Так, Порвин успешно тематизирует (вероятно, главную) особенность ассамбляжа, заключающуюся в том, что каждая его часть может быть запросто удалена или заменена другой частью, — и тематизация эта производится предельно конкретно: с помощью скобок. В скобки заключаются отдельные слова, целые фразы, полные строфы — «хоть (небо тронувшим) тобой», «(на людей пусть ложатся сетью)», «(Сырая леска позднего бега / все тянется по берегу, словно / ее не оборвали молчаньем / про небо / землю возгласом резким)» — прием подчеркивает именно внешние, экстериорные отношения, установленные между частями поэтического текста. Выхватывая с помощью скобок и тире различные элементы стихотворной конструкции, автор словно бы размышляет о принципиальной заменимости этих элементов. В той же логике может быть понято и регулярное использование слэша: «со смыслом, выбравшим осень / атаку», «структуру свою сообщив / затаив», «кишит но зовет в царях / в тебе», «все, что речи сопутствует дальней / ближней». Полезно отметить, что перед нами не выбор (в тексте остается и то, и другое слово), но чистая возможность выбора как такового, выраженная семиотически: «/». Сам Порвин определяет свою цель следующим образом: «Таким обращеньем — всего касаться, / не просчитывать оклик, лишь быть / туманом всевозможных адресаций». «Адресация» — очень важное слово, ибо позволяет понять, как же на самом деле связаны в поэзии Порвина предметы, знаки и абстрактные понятия. Собственно, этой связью является их единый адрес — обретаемый в длительном процессе того, что Порвин именует обращением и определением, а Жиль Делез и Феликс Гваттари назвали бы территориализацией. Но, как проницательно отмечает Мануэль Деланда, «концепт территориализации должен быть понят в первую очередь буквально» [3]. Сущностям, сингулярностям, частям всегда требуется общее место для сборки, для взаимодействий; и какое место предоставляет им Порвин? Весенний сад, быть может? Сельский проселок? Берег реки? Остроумный вариант ответа на такой вопрос дает нам «Поэма обращения»; дело в том, что на всем протяжении поэмы при широком использовании авангардных способов письма Порвин бережно сохраняет единую (и крайне консервативную) строфу — четверостишие. Именно катрен — это стертое, избитое, действительно общее место русской классической поэзии — становится у Порвина тем пространством, над которым и повисает «туман всевозможных адресаций», где успешно происходит территориализация сколь угодно разнородных частей стихотворения-ассамбляжа.

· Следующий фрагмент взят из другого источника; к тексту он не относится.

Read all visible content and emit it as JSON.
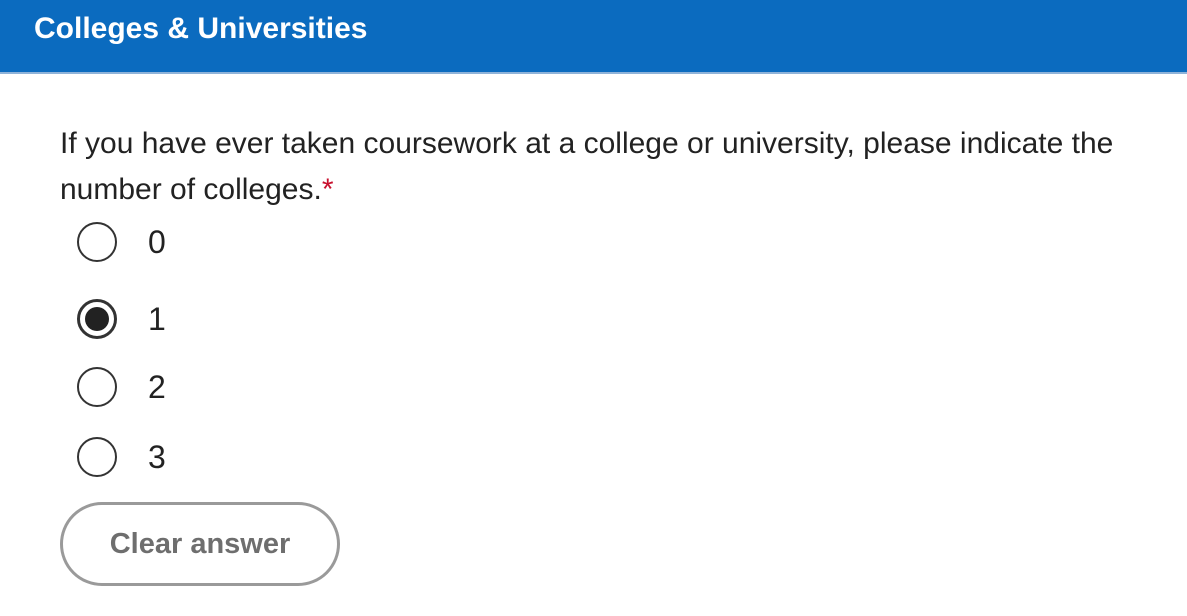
{
  "header": {
    "title": "Colleges & Universities"
  },
  "question": {
    "text": "If you have ever taken coursework at a college or university, please indicate the number of colleges.",
    "required_marker": "*"
  },
  "options": [
    {
      "label": "0",
      "selected": false
    },
    {
      "label": "1",
      "selected": true
    },
    {
      "label": "2",
      "selected": false
    },
    {
      "label": "3",
      "selected": false
    }
  ],
  "clear_button": {
    "label": "Clear answer"
  },
  "colors": {
    "header_bg": "#0b6bbf",
    "required": "#c8102e"
  }
}
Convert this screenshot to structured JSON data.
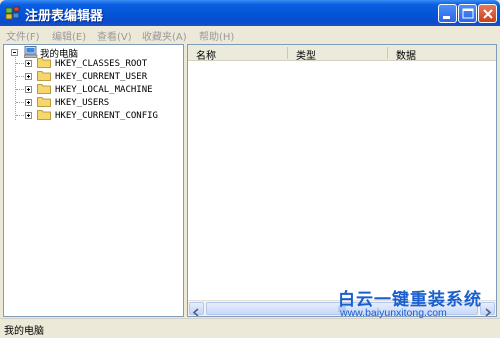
{
  "window": {
    "title": "注册表编辑器",
    "title_color": "#0453d6"
  },
  "menu": [
    {
      "label": "文件(F)"
    },
    {
      "label": "编辑(E)"
    },
    {
      "label": "查看(V)"
    },
    {
      "label": "收藏夹(A)"
    },
    {
      "label": "帮助(H)"
    }
  ],
  "tree": {
    "root": {
      "label": "我的电脑",
      "icon": "computer-icon",
      "expander": "minus"
    },
    "children": [
      {
        "label": "HKEY_CLASSES_ROOT",
        "icon": "folder-icon",
        "expander": "plus"
      },
      {
        "label": "HKEY_CURRENT_USER",
        "icon": "folder-icon",
        "expander": "plus"
      },
      {
        "label": "HKEY_LOCAL_MACHINE",
        "icon": "folder-icon",
        "expander": "plus"
      },
      {
        "label": "HKEY_USERS",
        "icon": "folder-icon",
        "expander": "plus"
      },
      {
        "label": "HKEY_CURRENT_CONFIG",
        "icon": "folder-icon",
        "expander": "plus"
      }
    ]
  },
  "list": {
    "columns": [
      {
        "label": "名称"
      },
      {
        "label": "类型"
      },
      {
        "label": "数据"
      }
    ]
  },
  "statusbar": {
    "text": "我的电脑"
  },
  "watermark": {
    "title": "白云一键重装系统",
    "url": "www.baiyunxitong.com",
    "color": "#1a5fcf"
  },
  "colors": {
    "folder": "#f5d76e",
    "pane_border": "#7f9db9",
    "chrome": "#ece9d8"
  }
}
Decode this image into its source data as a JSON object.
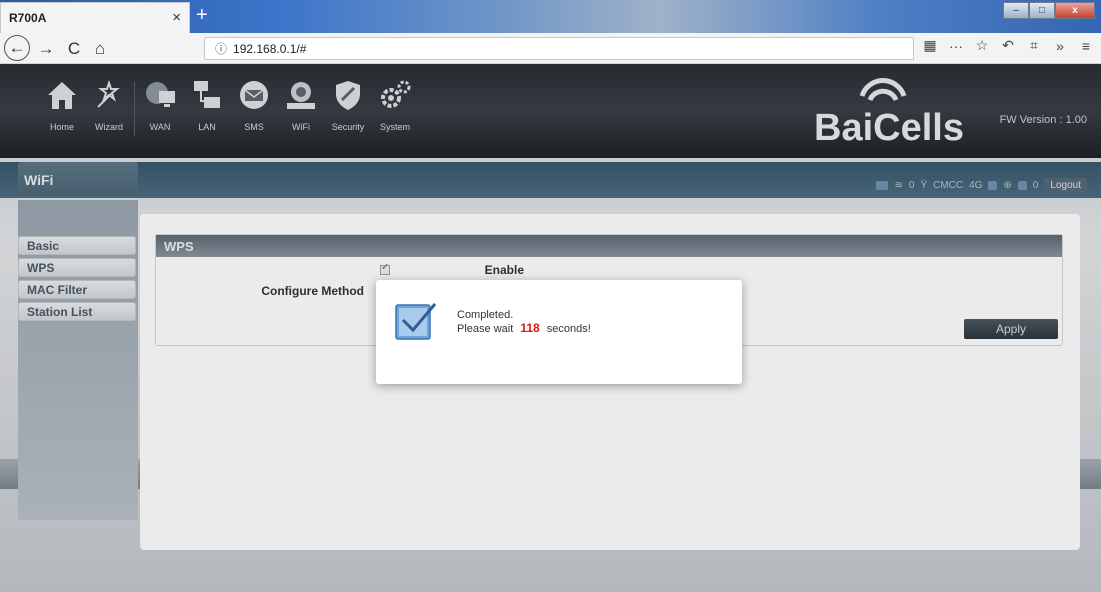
{
  "browser": {
    "tab_title": "R700A",
    "tab_close": "×",
    "new_tab": "+",
    "url": "192.168.0.1/#"
  },
  "header": {
    "nav": [
      {
        "label": "Home",
        "icon": "home-icon"
      },
      {
        "label": "Wizard",
        "icon": "wizard-icon"
      },
      {
        "label": "WAN",
        "icon": "wan-icon"
      },
      {
        "label": "LAN",
        "icon": "lan-icon"
      },
      {
        "label": "SMS",
        "icon": "sms-icon"
      },
      {
        "label": "WiFi",
        "icon": "wifi-icon"
      },
      {
        "label": "Security",
        "icon": "security-icon"
      },
      {
        "label": "System",
        "icon": "system-icon"
      }
    ],
    "logo_text": "BaiCells",
    "fw_version": "FW Version : 1.00"
  },
  "section": {
    "title": "WiFi",
    "status": {
      "signal_count": "0",
      "carrier": "CMCC",
      "network": "4G",
      "msg_count": "0",
      "logout": "Logout"
    }
  },
  "sidebar": {
    "items": [
      {
        "label": "Basic"
      },
      {
        "label": "WPS"
      },
      {
        "label": "MAC Filter"
      },
      {
        "label": "Station List"
      }
    ]
  },
  "wps": {
    "title": "WPS",
    "enable_label": "Enable",
    "enable_checked": true,
    "configure_method_label": "Configure Method",
    "apply_label": "Apply"
  },
  "modal": {
    "line1": "Completed.",
    "line2_prefix": "Please wait",
    "seconds": "118",
    "line2_suffix": "seconds!"
  },
  "colors": {
    "accent_red": "#d21919",
    "header_dark": "#2b2f35"
  }
}
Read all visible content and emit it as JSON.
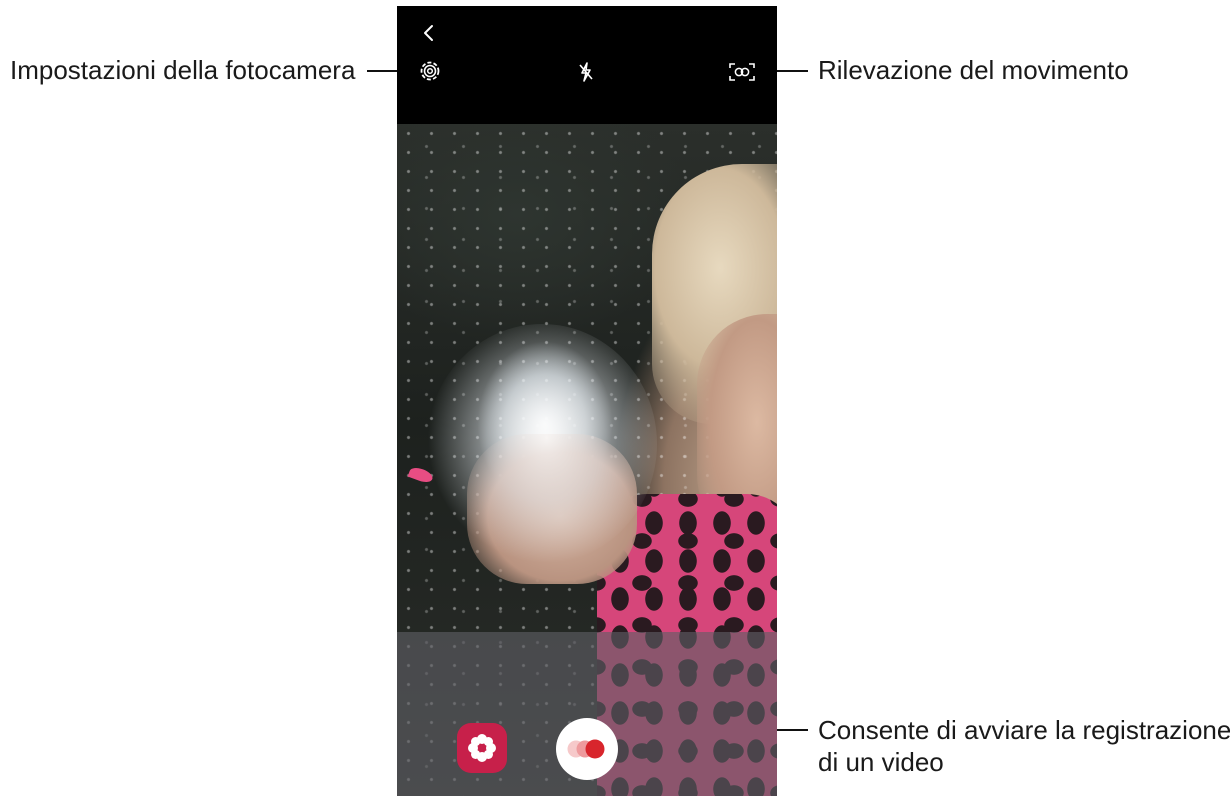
{
  "camera": {
    "icons": {
      "back": "chevron-left-icon",
      "settings": "gear-icon",
      "flash": "flash-off-icon",
      "motion_detection": "motion-detection-icon",
      "bixby_vision": "flower-icon",
      "record": "super-slow-mo-record-icon"
    },
    "colors": {
      "bixby_button": "#c7204a",
      "record_dot_main": "#d8252c",
      "record_dot_faded": "#f2b8ba"
    }
  },
  "callouts": {
    "settings": "Impostazioni della fotocamera",
    "motion_detection": "Rilevazione del movimento",
    "record_line1": "Consente di avviare la registrazione",
    "record_line2": "di un video"
  }
}
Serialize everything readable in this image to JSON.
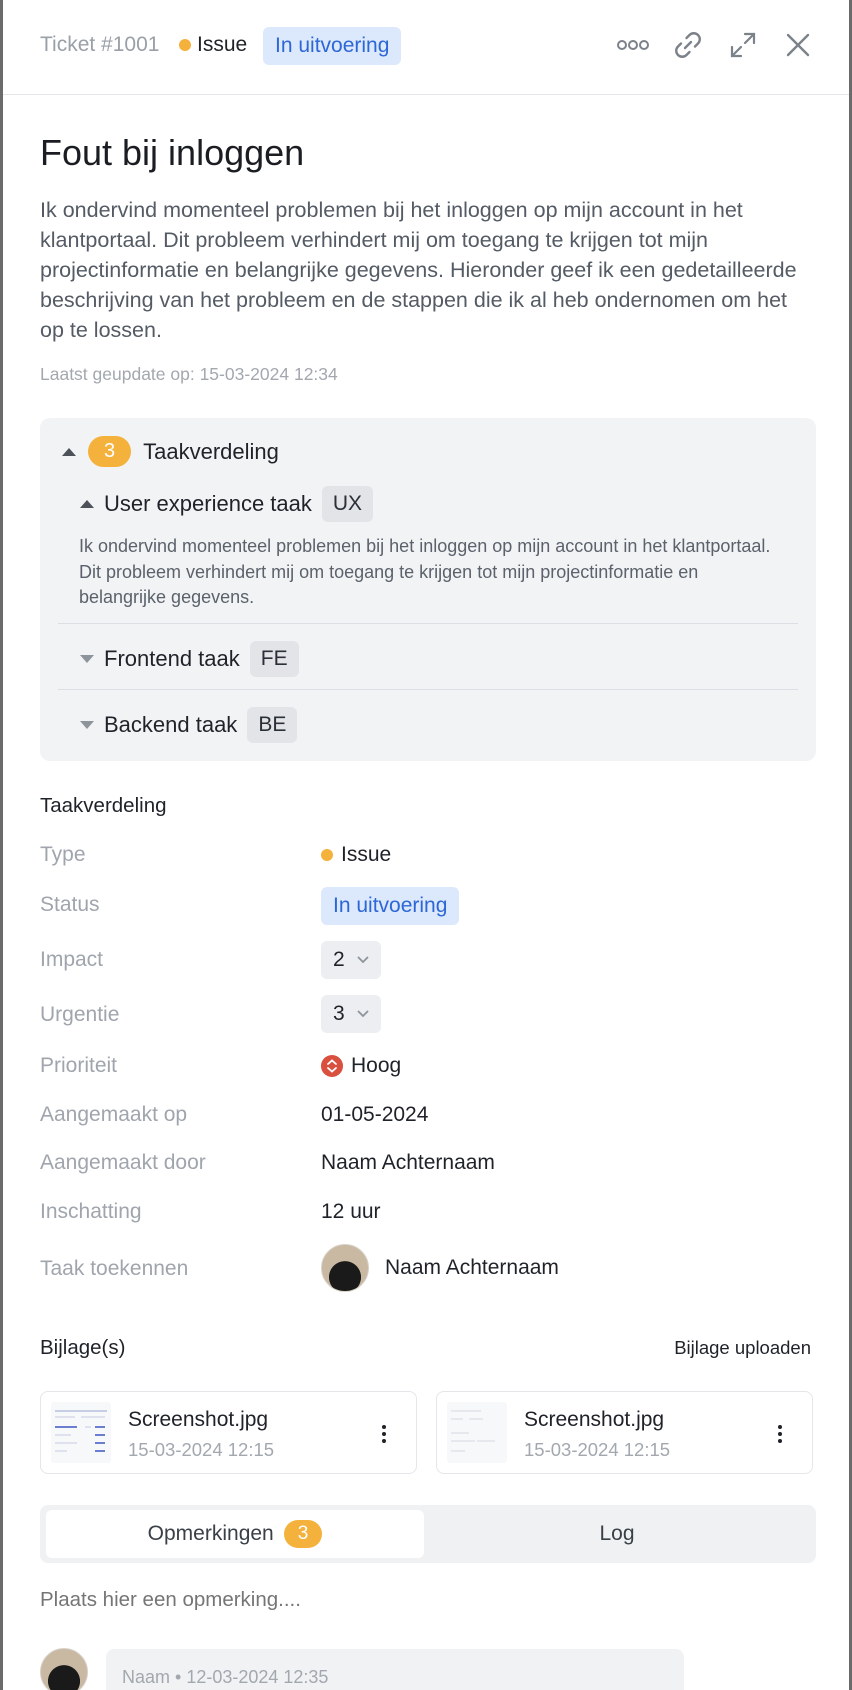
{
  "header": {
    "ticket": "Ticket #1001",
    "type": "Issue",
    "status": "In uitvoering",
    "icons": [
      "more-horizontal-icon",
      "link-icon",
      "expand-icon",
      "close-icon"
    ]
  },
  "ticket": {
    "title": "Fout bij inloggen",
    "description": "Ik ondervind momenteel problemen bij het inloggen op mijn account in het klantportaal. Dit probleem verhindert mij om toegang te krijgen tot mijn projectinformatie en belangrijke gegevens. Hieronder geef ik een gedetailleerde beschrijving van het probleem en de stappen die ik al heb ondernomen om het op te lossen.",
    "updated": "Laatst geupdate op: 15-03-2024 12:34"
  },
  "tasks": {
    "count": "3",
    "label": "Taakverdeling",
    "items": [
      {
        "label": "User experience taak",
        "tag": "UX",
        "expanded": true,
        "description": "Ik ondervind momenteel problemen bij het inloggen op mijn account in het klantportaal. Dit probleem verhindert mij om toegang te krijgen tot mijn projectinformatie en belangrijke gegevens."
      },
      {
        "label": "Frontend taak",
        "tag": "FE",
        "expanded": false
      },
      {
        "label": "Backend taak",
        "tag": "BE",
        "expanded": false
      }
    ]
  },
  "details": {
    "title": "Taakverdeling",
    "type_label": "Type",
    "type_value": "Issue",
    "status_label": "Status",
    "status_value": "In uitvoering",
    "impact_label": "Impact",
    "impact_value": "2",
    "urgency_label": "Urgentie",
    "urgency_value": "3",
    "priority_label": "Prioriteit",
    "priority_value": "Hoog",
    "created_label": "Aangemaakt op",
    "created_value": "01-05-2024",
    "created_by_label": "Aangemaakt door",
    "created_by_value": "Naam Achternaam",
    "estimate_label": "Inschatting",
    "estimate_value": "12 uur",
    "assign_label": "Taak toekennen",
    "assign_value": "Naam Achternaam"
  },
  "attachments": {
    "title": "Bijlage(s)",
    "upload_label": "Bijlage uploaden",
    "files": [
      {
        "name": "Screenshot.jpg",
        "date": "15-03-2024 12:15"
      },
      {
        "name": "Screenshot.jpg",
        "date": "15-03-2024 12:15"
      }
    ]
  },
  "tabs": {
    "comments_label": "Opmerkingen",
    "comments_count": "3",
    "log_label": "Log"
  },
  "comments": {
    "placeholder": "Plaats hier een opmerking....",
    "items": [
      {
        "meta": "Naam • 12-03-2024 12:35"
      }
    ]
  },
  "colors": {
    "issue_dot": "#f4b13c",
    "status_bg": "#dce8fb",
    "status_text": "#2d67d6",
    "priority_high": "#d9503f",
    "badge": "#f4b13c"
  }
}
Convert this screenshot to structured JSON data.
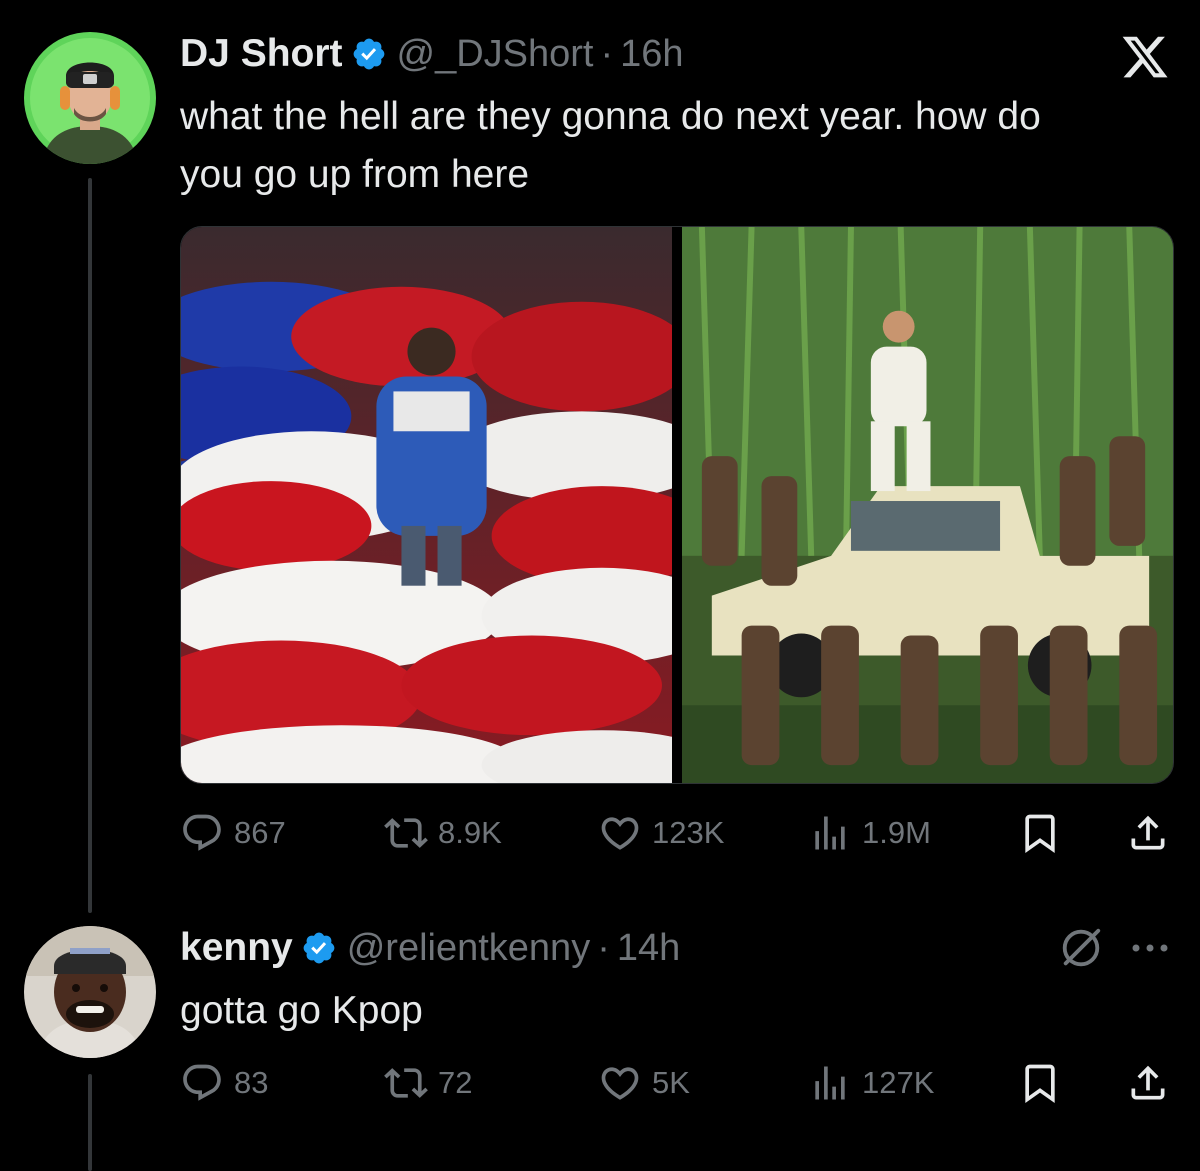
{
  "tweet": {
    "name": "DJ Short",
    "handle": "@_DJShort",
    "separator": "·",
    "time": "16h",
    "text_line1": "what the hell are they gonna do next year. how do",
    "text_line2": "you go up from here",
    "media": [
      {
        "icon": "photo-stage-performers-red-white-blue"
      },
      {
        "icon": "photo-dancers-on-truck-cornfield"
      }
    ],
    "stats": {
      "replies": "867",
      "reposts": "8.9K",
      "likes": "123K",
      "views": "1.9M"
    }
  },
  "reply": {
    "name": "kenny",
    "handle": "@relientkenny",
    "separator": "·",
    "time": "14h",
    "text": "gotta go Kpop",
    "stats": {
      "replies": "83",
      "reposts": "72",
      "likes": "5K",
      "views": "127K"
    }
  },
  "colors": {
    "background": "#000000",
    "text": "#e7e9ea",
    "secondary": "#71767b",
    "verified": "#1d9bf0",
    "thread_line": "#333639"
  },
  "icons": [
    "x-logo-icon",
    "verified-badge-icon",
    "reply-icon",
    "repost-icon",
    "like-icon",
    "views-icon",
    "bookmark-icon",
    "share-icon",
    "grok-icon",
    "more-icon"
  ]
}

Не исключено, что у некоторых читателей общий философский настрой двух порвинских поэм вызовет ассоциации с кладбищенской лирикой, вдохновляемой идеями пантеизма (в духе Николая Олейникова и Александра Введенского): в уютных садово-парковых декорациях, меж черной земли и густой травы, на мертвых и холодных постаментах катренов возвышаются странные конструкции, сочетающие предметы и знаки, слова и вещи, радость и боль, страсть и безразличие — выхваченные дробящимся взглядом с точки зрения уже-не-субъекта, избавленного отныне от любого человеческого целеполагания, от «подчиненности тяжелой связке чтоб», распавшегося на соли и щелочи, на подземные камни и подпочвенные воды, обратившегося в питательные соки растений и в теплые испарения болот: «Брать за душу, обхватив лепестками — / вот навык почвы: пора расчесть / что взято (плоть знакомя / с границами, ставшими весть)». Пожалуй, главная ошибка подобного истолкования будет заключаться в излишнем органицизме — очевидно чуждом Порвину. Собственно, понятие ассамбляжа и помогает нам осознать, что Порвин (в отличие от предшественников) отказывается истолковывать стихотворение именно в качестве органического единства. Искомая Порвиным бессубъектность — вовсе не попытка совпасть взглядом с гортензией или мертвецом; скорее, это деликатное указание на то, что в мире не существует четко очерченных, строго определенных сущностей — но есть только произвольные, бесконечные ассамбляжи, сложные сборки, в свою очередь, являющиеся частями более крупных и еще более сложных сборок. Применительно к литературе такая позиция оборачивается подспудной критикой знаменитого представления о поэзии как о «лучших словах в лучшем порядке» — ключевой месседж порвинской книги-ассамбляжа (составленной из поэм-ассамбляжей, в свою очередь, собранных из стихотворений-ассамбляжей) заключается как раз в том, что поэзией могут быть какие угодно слова, поставленные в каком угодно порядке, ибо «много в лесу — туманных логик». Такова общая творческая стратегия Порвина: его тексты представляют собой не безрассудный штурм в духе раннего авангарда и не длительную концептуалистскую осаду, а своего рода кропотливый подкоп под крепость классической русской поэзии — в надежде внезапно собрать новые ландшафты и пейзажи.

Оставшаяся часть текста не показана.